Tujuh daerah penyelenggara pilkada dengan selisih kemenangan suara sangat tipis itu adalah Kota Salatiga (1,4 persen); Kota Jogjakarta (0,6 persen); Kabupaten Takalar (1,16 persen); Kabupaten Bombana (1,56 persen); Kabupaten Gayo Lues (1,44 persen) Provinsi Aceh; Provinsi Sulbar (0,75 persen); dan Provinsi Banten (0,14 persen).
Fajar Laksono, juru bicara MK, menyatakan bahwa pihaknya saat ini sudah siap menerima permohonan gugatan. “Berapa pun perkara yang masuk, kami siap. Setelah KPU umumkan, sejak saat itu pula juga kami stand by 3 x 24 jam,” ujarnya kepada Jawa Pos (Group Sumut Pos), Senin (20/2).
Dia menjelaskan, secara kepaniteraan, MK menerima semua aduan yang masuk. Terlepas aduan itu memenuhi syarat ataupun tidak. Namun, bisa atau tidaknya aduan tersebut berlanjut dalam sidang merupakan kewenangan hakim.
Sebagaimana diketahui, pada sengketa perselisihan hasil pilkada 2015, MK sebenarnya menerima 147 gugatan. Tetapi, dalam prosesnya, hanya sembilan gugatan yang masuk ke sidang karena syarat batas perselisihan tidak terpenuhi.

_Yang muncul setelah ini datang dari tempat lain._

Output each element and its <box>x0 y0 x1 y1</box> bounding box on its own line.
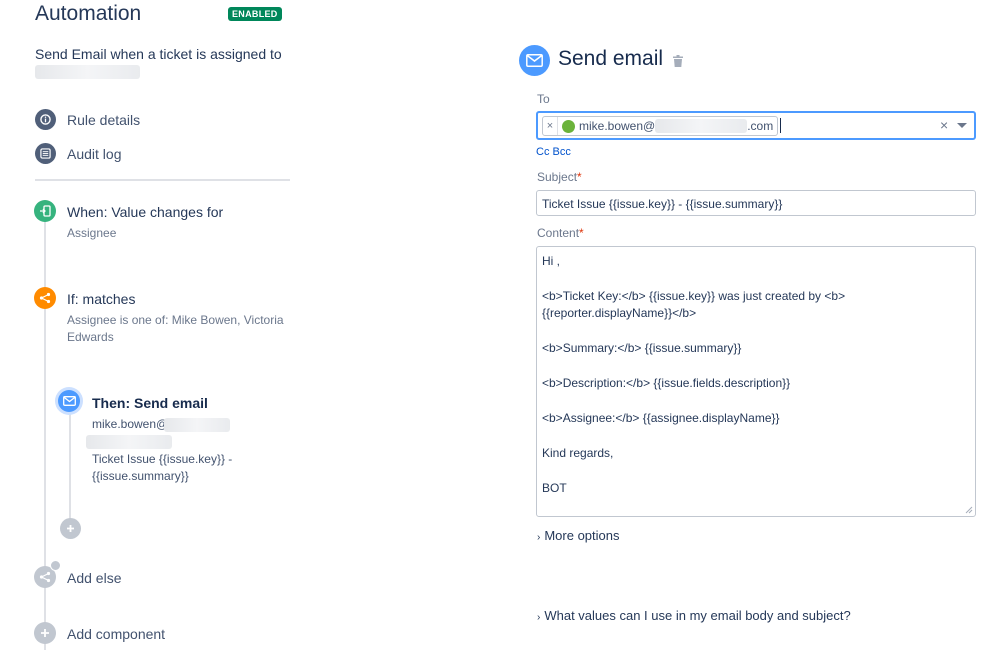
required-mark: * <box>577 170 582 184</box>
content-line: <b>Summary:</b> {{issue.summary}} <box>542 341 742 355</box>
remove-recipient-button[interactable]: × <box>543 117 558 135</box>
nav-rule-details[interactable]: Rule details <box>35 109 140 130</box>
recipient-suffix: .com <box>747 119 774 133</box>
status-badge: ENABLED <box>228 7 282 21</box>
add-component-button[interactable]: Add component <box>67 626 165 642</box>
recipient-prefix: mike.bowen@ <box>579 119 656 133</box>
condition-title: If: matches <box>67 291 136 307</box>
to-label: To <box>537 92 550 106</box>
nav-label: Rule details <box>67 111 141 128</box>
nav-label: Audit log <box>67 145 122 162</box>
action-title: Then: Send email <box>92 395 208 411</box>
subject-value: Ticket Issue {{issue.key}} - {{issue.sum… <box>542 197 783 211</box>
content-textarea[interactable]: Hi , <b>Ticket Key:</b> {{issue.key}} wa… <box>536 246 976 517</box>
action-subject: Ticket Issue {{issue.key}} - {{issue.sum… <box>92 451 232 485</box>
text-cursor <box>780 118 781 133</box>
clear-icon[interactable]: × <box>940 117 948 133</box>
trigger-node[interactable]: When: Value changes for Assignee <box>67 204 223 242</box>
flow-line-branch <box>69 402 71 528</box>
content-line: <b>Ticket Key:</b> {{issue.key}} was jus… <box>542 289 846 303</box>
email-icon <box>519 45 550 76</box>
add-else-button[interactable]: Add else <box>67 570 121 586</box>
resize-handle-icon[interactable] <box>965 506 973 514</box>
trigger-subtitle: Assignee <box>67 226 117 240</box>
chevron-right-icon: › <box>537 532 541 543</box>
email-icon[interactable] <box>58 390 80 412</box>
content-line: Kind regards, <box>542 446 614 460</box>
divider <box>35 179 290 181</box>
content-line: Hi , <box>542 254 560 268</box>
content-line: <b>Description:</b> {{issue.fields.descr… <box>542 376 791 390</box>
redacted-text <box>655 119 748 133</box>
editor-title: Send email <box>558 47 664 70</box>
content-line: {{reporter.displayName}}</b> <box>542 306 697 320</box>
action-subject-line: {{issue.summary}} <box>92 469 189 483</box>
redacted-text <box>164 418 230 432</box>
content-label: Content* <box>537 226 584 240</box>
list-icon <box>35 143 56 164</box>
redacted-text <box>35 65 140 79</box>
condition-node[interactable]: If: matches Assignee is one of: Mike Bow… <box>67 291 284 346</box>
info-icon <box>35 109 56 130</box>
condition-subtitle: Edwards <box>67 330 114 344</box>
redacted-text <box>86 435 172 449</box>
chevron-down-icon[interactable] <box>957 123 967 128</box>
to-field[interactable]: × mike.bowen@ .com × <box>536 111 976 140</box>
trigger-icon[interactable] <box>34 200 56 222</box>
avatar <box>562 119 575 133</box>
trigger-title: When: Value changes for <box>67 204 224 220</box>
content-line: <b>Assignee:</b> {{assignee.displayName}… <box>542 411 780 425</box>
action-subject-line: Ticket Issue {{issue.key}} - <box>92 452 233 466</box>
add-else-badge <box>50 560 61 571</box>
subject-label: Subject* <box>537 170 582 184</box>
help-values-label: What values can I use in my email body a… <box>544 608 851 623</box>
required-mark: * <box>579 226 584 240</box>
condition-subtitle: Assignee is one of: Mike Bowen, Victoria <box>67 313 284 327</box>
cc-bcc-link[interactable]: Cc Bcc <box>536 146 571 158</box>
rule-name: Send Email when a ticket is assigned to <box>35 46 282 62</box>
nav-audit-log[interactable]: Audit log <box>35 143 121 164</box>
chevron-right-icon: › <box>537 612 541 623</box>
more-options-label: More options <box>544 528 620 543</box>
add-action-button[interactable] <box>60 518 81 539</box>
help-values-toggle[interactable]: › What values can I use in my email body … <box>537 608 851 623</box>
branch-icon[interactable] <box>34 287 56 309</box>
content-line: BOT <box>542 481 567 495</box>
more-options-toggle[interactable]: › More options <box>537 528 620 543</box>
trash-icon[interactable] <box>673 54 683 72</box>
recipient-chip[interactable]: × mike.bowen@ .com <box>542 116 779 136</box>
add-component-icon[interactable] <box>34 622 56 644</box>
subject-input[interactable]: Ticket Issue {{issue.key}} - {{issue.sum… <box>536 190 976 216</box>
page-title: Automation <box>35 2 142 25</box>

Disinggung mengenai upaya MK mengembalikan kepercayaan publik setelah kasus Patrialis Akbar, Fajar meminta pengadu tidak perlu ragu melayangkan gugatan. Sebab, pengawasan nanti tidak hanya dilakukan Dewan Etik MK, tetapi juga lembaga eksternal lainnya. “Ketua sudah sampaikan bahwa MK bekerja sama dengan KPK khusus dalam rangka pilkada serentak ini. Siapa pun kan boleh mengawasi MK, tidak harus dewan etik,” tuturnya.
Sementara itu, pengamat politik Lingkar Madani Ray Rangkuti memperkirakan jumlah sengketa yang masuk tidak sebanyak pada 2015. Sebab, gugurnya mayoritas gugatan akibat tidak terpenuhinya syarat selisih suara bisa jadi membuat penggugat kapok. “Dengan melihat itu, tampaknya tak bakal ada lonjakan sengketa ke MK,” katanya saat dihubungi.

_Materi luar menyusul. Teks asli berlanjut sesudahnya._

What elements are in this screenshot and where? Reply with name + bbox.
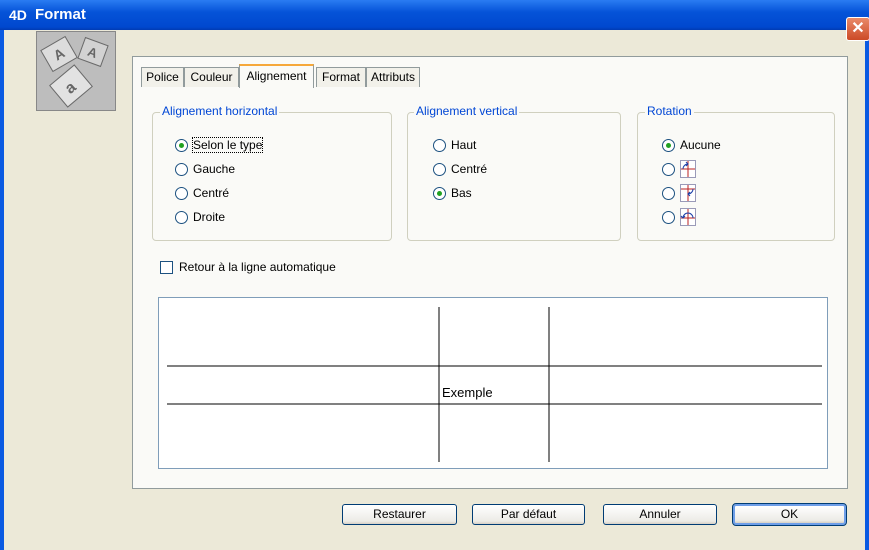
wrap-checkbox[interactable] [160, 261, 173, 274]
radio-button[interactable] [175, 187, 188, 200]
app-logo-icon: 4D [9, 7, 27, 23]
horizontal-alignment-group [152, 112, 392, 241]
default-button[interactable]: Par défaut [472, 504, 585, 525]
rotation-label: Rotation [645, 104, 694, 118]
preview-sample-text: Exemple [442, 385, 493, 400]
rotate-90-ccw-icon [680, 184, 696, 202]
radio-button[interactable] [175, 211, 188, 224]
radio-label: Gauche [193, 162, 236, 176]
radio-label: Droite [193, 210, 226, 224]
restore-button[interactable]: Restaurer [342, 504, 457, 525]
vertical-alignment-group [407, 112, 621, 241]
rotate-90-cw-icon [680, 160, 696, 178]
radio-button[interactable] [662, 211, 675, 224]
ok-button[interactable]: OK [732, 503, 847, 526]
tab-couleur[interactable]: Couleur [184, 67, 239, 87]
format-dialog: 4D Format ✕ A A a Police Couleur Alignem… [0, 0, 869, 550]
rotate-180-icon [680, 208, 696, 226]
tab-attributs[interactable]: Attributs [366, 67, 420, 87]
wrap-checkbox-label: Retour à la ligne automatique [179, 260, 336, 274]
radio-label: Selon le type [191, 137, 264, 153]
radio-button[interactable] [662, 187, 675, 200]
radio-label: Centré [193, 186, 230, 200]
radio-label: Aucune [680, 138, 721, 152]
preview-grid [167, 307, 822, 462]
window-title: Format [35, 6, 86, 23]
horizontal-alignment-label: Alignement horizontal [160, 104, 280, 118]
radio-button[interactable] [175, 139, 188, 152]
radio-button[interactable] [433, 139, 446, 152]
radio-label: Haut [451, 138, 477, 152]
radio-label: Centré [451, 162, 488, 176]
cancel-button[interactable]: Annuler [603, 504, 717, 525]
radio-button[interactable] [433, 163, 446, 176]
radio-button[interactable] [662, 139, 675, 152]
title-bar[interactable]: 4D Format [0, 0, 869, 30]
tab-format[interactable]: Format [316, 67, 366, 87]
preview-area: Exemple [158, 297, 828, 469]
tab-police[interactable]: Police [141, 67, 184, 87]
close-icon[interactable]: ✕ [846, 17, 869, 41]
radio-button[interactable] [433, 187, 446, 200]
vertical-alignment-label: Alignement vertical [414, 104, 520, 118]
radio-label: Bas [451, 186, 472, 200]
radio-button[interactable] [662, 163, 675, 176]
radio-button[interactable] [175, 163, 188, 176]
tab-alignement[interactable]: Alignement [239, 64, 314, 88]
format-logo-icon: A A a [36, 31, 116, 111]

Ray menyayangkan sikap tersebut. Menurut dia, menggugurkan aduan hanya karena syarat selisih tidak terpenuhi bukanlah hal yang bijak. Sebab, dapat dipastikan ada potensi pelanggaran yang diabaikan hanya lantaran syarat administrasi tidak terpenuhi. “Paslon pun akan berlomba memenangi pilkada dengan selisih lebih dari 2 persen melalui cara apa pun. Toh, tidak diproses di MK ini,” ungkapnya.
Padahal, lanjut Ray, potensi adanya kecurangan dalam pilkada 2017 sangat terbuka. Merujuk pada hasil pengawasan Bawaslu saja, setidaknya ditemukan lebih dari 600 laporan dugaan money politic. Karena itu, sidang di MK semestinya bisa menjadi medium untuk mengoreksi proses tersebut.

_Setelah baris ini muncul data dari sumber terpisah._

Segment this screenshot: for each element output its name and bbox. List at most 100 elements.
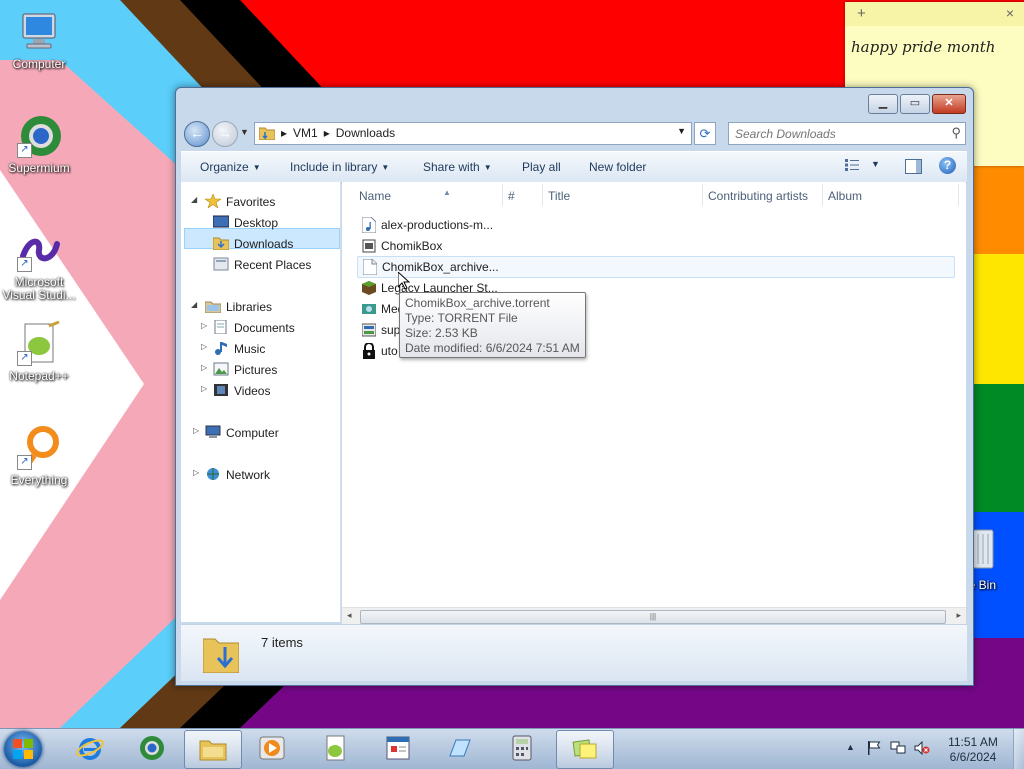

Namun, jika MK tetap bersikukuh dengan syarat selisih, dia menilai potensi adanya kecurangan yang masif guna memenangi pilkada dengan selisih lebih dari 2 persen sangat mungkin terjadi. “Ini ancaman untuk demokrasi kita ke depannya,” cetusnya. (far/c14/fat/yaa)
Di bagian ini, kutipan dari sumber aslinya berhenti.